Reserve Bank of India’s (RBI) governor, Shaktikanta Das, addresses the media to announce measures easing liquidity pressure on microfinance institutions, shadow banks and the banking industry.
The RBI governor, in his second address to the media in a month’s time, announced three key measures to ease liquidity pressure on our banking institutions so that the credit flow in the economy improves.
Das introduced a fresh targeted long term repo operation 2.0 (TLTRO 2.0) of Rs 50,000 crore “to begin with” to address the needs of micro finance institutions (MFI) and non banking financial companies (NBFC).
Along with this a special refinancing facility of Rs 50,000 crore at the policy repo rate for Nabard, Sidbi and NHB to meet sectoral needs. The governor also reduced the reverse repo rate to 3.75% from 4%.
The policy repo rate remains unchanged.
The governor had announced in his press meet on March 27 that RBI will be conducting TLTROs of tenors up to three years for an amount up to Rs 1 lakh crore.
The governor has clearly mentioned that the money availed under TLTRO 2.0 by the banks should be invested in commercial papers, investment grade bonds and nonconvertible debentures of NBFCs with at least 50% of the amount going towards small and mid-sized NBFCs and MFIs.
The governor said that these measures are being taken to “to maintain adequate liquidity in the system and its constituents in the face of covid-19 related dislocation, facilitate and incentivize bank credit flows, ease the financial stress and enable the formal functioning of markets.”
Let’s look at these measures individually and what they mean for you:
Reverse repo rate is the rate at which RBI borrows money from the commercial banks and the repo rate is the rate at which banks borrow money from the RBI. Reverse repo rate is used to control the money supply.
A reduction in the reverse repo rate means that it is less lucrative for banks to keep money with the RBI as they will get less interest for it. On April 15, the RBI absorbed rs 6.9 lakh crore through the reverse repo window indicating there was surplus funds in the system.
The governor himself mentioned that the reverse repo rate is being reduced to encourage banks to deploy these surplus funds in investments and loans in productive sectors in the economy.
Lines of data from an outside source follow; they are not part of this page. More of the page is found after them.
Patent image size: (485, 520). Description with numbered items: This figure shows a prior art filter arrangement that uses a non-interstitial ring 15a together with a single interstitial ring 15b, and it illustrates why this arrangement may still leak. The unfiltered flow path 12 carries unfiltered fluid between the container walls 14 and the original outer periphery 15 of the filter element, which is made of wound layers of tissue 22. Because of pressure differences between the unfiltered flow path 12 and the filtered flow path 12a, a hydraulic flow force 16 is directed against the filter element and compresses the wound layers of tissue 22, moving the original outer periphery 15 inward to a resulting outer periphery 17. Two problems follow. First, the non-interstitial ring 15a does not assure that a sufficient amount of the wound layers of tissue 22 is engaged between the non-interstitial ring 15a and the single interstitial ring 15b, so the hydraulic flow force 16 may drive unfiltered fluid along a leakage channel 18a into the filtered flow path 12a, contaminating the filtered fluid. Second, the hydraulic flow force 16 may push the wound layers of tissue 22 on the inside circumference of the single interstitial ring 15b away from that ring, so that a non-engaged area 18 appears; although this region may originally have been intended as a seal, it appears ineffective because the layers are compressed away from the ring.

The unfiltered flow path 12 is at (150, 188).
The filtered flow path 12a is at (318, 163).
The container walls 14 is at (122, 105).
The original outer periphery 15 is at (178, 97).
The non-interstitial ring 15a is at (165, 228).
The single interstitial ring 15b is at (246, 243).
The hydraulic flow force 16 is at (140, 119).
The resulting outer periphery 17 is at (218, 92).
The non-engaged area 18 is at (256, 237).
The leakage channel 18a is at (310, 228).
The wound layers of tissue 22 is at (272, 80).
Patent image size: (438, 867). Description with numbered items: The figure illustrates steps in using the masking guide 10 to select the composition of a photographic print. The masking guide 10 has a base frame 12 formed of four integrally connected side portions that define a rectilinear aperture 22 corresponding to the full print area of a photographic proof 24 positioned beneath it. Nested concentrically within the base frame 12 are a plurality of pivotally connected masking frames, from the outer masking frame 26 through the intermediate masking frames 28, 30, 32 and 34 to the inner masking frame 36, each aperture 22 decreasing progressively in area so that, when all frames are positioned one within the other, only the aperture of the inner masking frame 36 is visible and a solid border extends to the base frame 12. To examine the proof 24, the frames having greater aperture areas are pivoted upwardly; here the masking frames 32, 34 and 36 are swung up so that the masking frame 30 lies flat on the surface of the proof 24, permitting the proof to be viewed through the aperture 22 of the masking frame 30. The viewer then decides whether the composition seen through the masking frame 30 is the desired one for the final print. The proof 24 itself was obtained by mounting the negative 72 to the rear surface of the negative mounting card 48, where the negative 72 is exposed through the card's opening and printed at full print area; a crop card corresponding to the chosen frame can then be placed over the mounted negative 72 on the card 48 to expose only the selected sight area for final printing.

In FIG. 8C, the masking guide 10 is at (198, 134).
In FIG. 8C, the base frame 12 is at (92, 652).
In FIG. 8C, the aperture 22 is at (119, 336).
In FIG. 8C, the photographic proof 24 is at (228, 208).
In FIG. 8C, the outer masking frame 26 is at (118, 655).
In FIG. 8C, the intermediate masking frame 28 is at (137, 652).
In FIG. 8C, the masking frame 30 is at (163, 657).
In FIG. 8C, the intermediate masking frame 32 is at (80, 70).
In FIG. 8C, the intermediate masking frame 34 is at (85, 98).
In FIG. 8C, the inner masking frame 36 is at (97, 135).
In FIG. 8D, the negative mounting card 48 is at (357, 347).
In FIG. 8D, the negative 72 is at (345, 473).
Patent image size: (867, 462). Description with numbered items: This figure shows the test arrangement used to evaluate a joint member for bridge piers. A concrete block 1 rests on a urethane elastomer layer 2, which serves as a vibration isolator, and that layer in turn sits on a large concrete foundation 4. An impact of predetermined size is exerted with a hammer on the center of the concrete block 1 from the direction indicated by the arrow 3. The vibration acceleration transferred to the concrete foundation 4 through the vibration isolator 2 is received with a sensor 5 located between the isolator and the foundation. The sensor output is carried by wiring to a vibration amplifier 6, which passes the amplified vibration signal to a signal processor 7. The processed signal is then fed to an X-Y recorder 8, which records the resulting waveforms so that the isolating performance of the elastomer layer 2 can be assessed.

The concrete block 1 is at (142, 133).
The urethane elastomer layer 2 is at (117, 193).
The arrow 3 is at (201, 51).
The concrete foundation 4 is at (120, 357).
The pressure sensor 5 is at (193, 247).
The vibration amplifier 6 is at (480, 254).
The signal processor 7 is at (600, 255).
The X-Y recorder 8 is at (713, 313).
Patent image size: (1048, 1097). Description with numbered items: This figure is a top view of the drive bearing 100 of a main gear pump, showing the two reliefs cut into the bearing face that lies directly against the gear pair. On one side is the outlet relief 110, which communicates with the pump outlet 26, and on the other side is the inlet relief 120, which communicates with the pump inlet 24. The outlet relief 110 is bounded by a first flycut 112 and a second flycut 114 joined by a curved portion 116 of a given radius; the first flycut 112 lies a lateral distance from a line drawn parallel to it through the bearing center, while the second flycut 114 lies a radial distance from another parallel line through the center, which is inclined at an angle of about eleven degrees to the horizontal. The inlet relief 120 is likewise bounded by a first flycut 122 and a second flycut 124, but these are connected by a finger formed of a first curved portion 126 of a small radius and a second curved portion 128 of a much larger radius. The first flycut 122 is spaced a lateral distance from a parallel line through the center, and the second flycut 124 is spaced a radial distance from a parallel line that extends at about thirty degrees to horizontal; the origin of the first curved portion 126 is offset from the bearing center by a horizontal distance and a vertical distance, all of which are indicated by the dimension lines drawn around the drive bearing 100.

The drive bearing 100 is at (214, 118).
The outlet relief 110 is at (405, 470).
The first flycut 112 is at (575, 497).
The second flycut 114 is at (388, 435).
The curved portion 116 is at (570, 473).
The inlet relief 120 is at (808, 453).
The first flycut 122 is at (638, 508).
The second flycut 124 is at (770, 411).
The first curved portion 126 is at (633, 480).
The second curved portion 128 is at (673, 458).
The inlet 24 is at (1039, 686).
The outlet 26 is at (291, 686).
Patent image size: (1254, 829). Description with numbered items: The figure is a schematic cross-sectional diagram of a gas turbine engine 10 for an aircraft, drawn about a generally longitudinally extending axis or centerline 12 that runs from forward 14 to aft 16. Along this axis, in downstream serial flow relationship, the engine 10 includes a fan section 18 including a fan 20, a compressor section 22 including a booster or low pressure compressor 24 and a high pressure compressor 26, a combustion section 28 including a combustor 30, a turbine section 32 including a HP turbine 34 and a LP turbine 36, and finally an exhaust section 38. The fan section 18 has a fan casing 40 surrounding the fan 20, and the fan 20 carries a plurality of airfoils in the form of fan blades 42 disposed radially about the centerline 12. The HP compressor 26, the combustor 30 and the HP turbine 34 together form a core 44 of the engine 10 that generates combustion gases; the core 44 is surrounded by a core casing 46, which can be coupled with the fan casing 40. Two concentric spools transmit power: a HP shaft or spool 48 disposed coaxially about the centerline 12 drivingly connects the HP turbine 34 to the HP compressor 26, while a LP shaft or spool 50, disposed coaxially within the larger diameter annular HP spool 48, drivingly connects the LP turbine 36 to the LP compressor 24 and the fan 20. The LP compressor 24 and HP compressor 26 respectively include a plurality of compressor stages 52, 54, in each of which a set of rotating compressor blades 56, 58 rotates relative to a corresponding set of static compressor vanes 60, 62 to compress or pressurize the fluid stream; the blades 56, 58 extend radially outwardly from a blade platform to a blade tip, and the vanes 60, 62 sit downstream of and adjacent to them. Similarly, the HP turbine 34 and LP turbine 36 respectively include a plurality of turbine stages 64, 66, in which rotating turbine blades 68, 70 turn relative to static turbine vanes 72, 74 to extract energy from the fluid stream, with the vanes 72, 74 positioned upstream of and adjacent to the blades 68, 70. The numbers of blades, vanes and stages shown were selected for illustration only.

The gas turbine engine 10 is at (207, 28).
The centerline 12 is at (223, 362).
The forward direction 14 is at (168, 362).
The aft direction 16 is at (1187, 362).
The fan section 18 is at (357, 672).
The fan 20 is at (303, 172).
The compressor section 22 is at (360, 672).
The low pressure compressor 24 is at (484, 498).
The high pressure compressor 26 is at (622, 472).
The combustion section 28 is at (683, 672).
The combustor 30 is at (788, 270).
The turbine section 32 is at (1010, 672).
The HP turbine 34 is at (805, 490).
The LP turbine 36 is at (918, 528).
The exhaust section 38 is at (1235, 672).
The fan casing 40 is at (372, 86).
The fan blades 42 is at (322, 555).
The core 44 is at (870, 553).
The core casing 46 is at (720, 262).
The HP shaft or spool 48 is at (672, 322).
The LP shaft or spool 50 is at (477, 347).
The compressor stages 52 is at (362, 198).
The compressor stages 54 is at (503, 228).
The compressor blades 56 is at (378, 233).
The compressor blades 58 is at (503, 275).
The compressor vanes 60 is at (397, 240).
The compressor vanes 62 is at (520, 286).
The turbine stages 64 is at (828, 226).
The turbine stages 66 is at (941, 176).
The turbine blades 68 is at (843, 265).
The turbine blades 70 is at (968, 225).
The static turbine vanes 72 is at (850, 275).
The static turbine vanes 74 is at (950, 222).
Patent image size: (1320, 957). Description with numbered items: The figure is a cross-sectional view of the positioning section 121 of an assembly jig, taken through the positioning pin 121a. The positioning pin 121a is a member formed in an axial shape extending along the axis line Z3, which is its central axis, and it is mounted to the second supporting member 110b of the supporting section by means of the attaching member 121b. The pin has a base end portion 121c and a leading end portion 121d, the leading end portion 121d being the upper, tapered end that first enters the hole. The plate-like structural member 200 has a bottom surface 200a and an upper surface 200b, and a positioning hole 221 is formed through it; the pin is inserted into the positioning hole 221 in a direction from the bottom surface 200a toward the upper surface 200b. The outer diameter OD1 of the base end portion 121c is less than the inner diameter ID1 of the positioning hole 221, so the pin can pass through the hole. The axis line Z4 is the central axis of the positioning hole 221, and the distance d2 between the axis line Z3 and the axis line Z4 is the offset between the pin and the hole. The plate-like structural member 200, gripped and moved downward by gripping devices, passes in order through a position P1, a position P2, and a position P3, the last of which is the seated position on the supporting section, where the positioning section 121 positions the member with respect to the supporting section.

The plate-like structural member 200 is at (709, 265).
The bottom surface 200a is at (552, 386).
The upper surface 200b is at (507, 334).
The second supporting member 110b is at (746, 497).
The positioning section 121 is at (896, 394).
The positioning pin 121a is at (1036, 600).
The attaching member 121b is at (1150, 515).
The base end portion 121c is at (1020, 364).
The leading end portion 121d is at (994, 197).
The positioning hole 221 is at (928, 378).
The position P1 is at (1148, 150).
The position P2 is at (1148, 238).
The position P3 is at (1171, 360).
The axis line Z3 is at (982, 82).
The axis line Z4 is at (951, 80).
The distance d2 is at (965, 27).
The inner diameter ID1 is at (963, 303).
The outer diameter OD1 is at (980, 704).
Long term repo operation means that the banks or financial institutions towards which LTRO or TLTRO is targeted will get to access one to three year funds at the repo rate.
In other words, this is making funds available for such institutions for a longer duration. There are other facilities other than LTRO by way of which RBI makes funds available to other lenders: liquidity adjustment facility (LAF) and marginal standing facility (MSF).
Both LAF and MSF are ways by which financial instituitons can get funds from RBI for emergency situations and a shorter tenure. The repo rate, according to RBI’s monetary policy committee meet in March is at 4.4% whereas the LAF stands at 4.4% and MSF is at 4.65%.
Both the announcements, LTRO, a cut in the reverse repo rate mean that the financial sector and the lenders of the economy now have more money supply with them. Banks and other lending institutions form the backbone of the economy and a liquidity stress in banks will percolate into a liquidity stress with the common man. Banks may have less money to lend to you via loans.
They may charge you a higher rate for loans because of a liquidity crunch they are facing or they may give you a lower interest rate on the deposits you park with them.
The central bank has introduced this liquidity with a view to boost investment by the banks in essential sectors of the economy and improve our economic situation.
The IMF has projected our GDP to grow at 1.9% for the rest of the financial year which is still the highest among other G20 countries. The governor said India is expected to grow at its pre-Covid19 trajectory of 7.4% in 2021-22.
We can hope for this pandemic to subside soon so that the macroeconomic situation resumes and the country stands up to the pink of its health and with such measures announced being announced by the central bank to boost investments and spending in the country, we can hope for a speedy recovery for the Indian economy soon.
Disclaimer: The views expressed here are of the author and do not reflect those of Groww.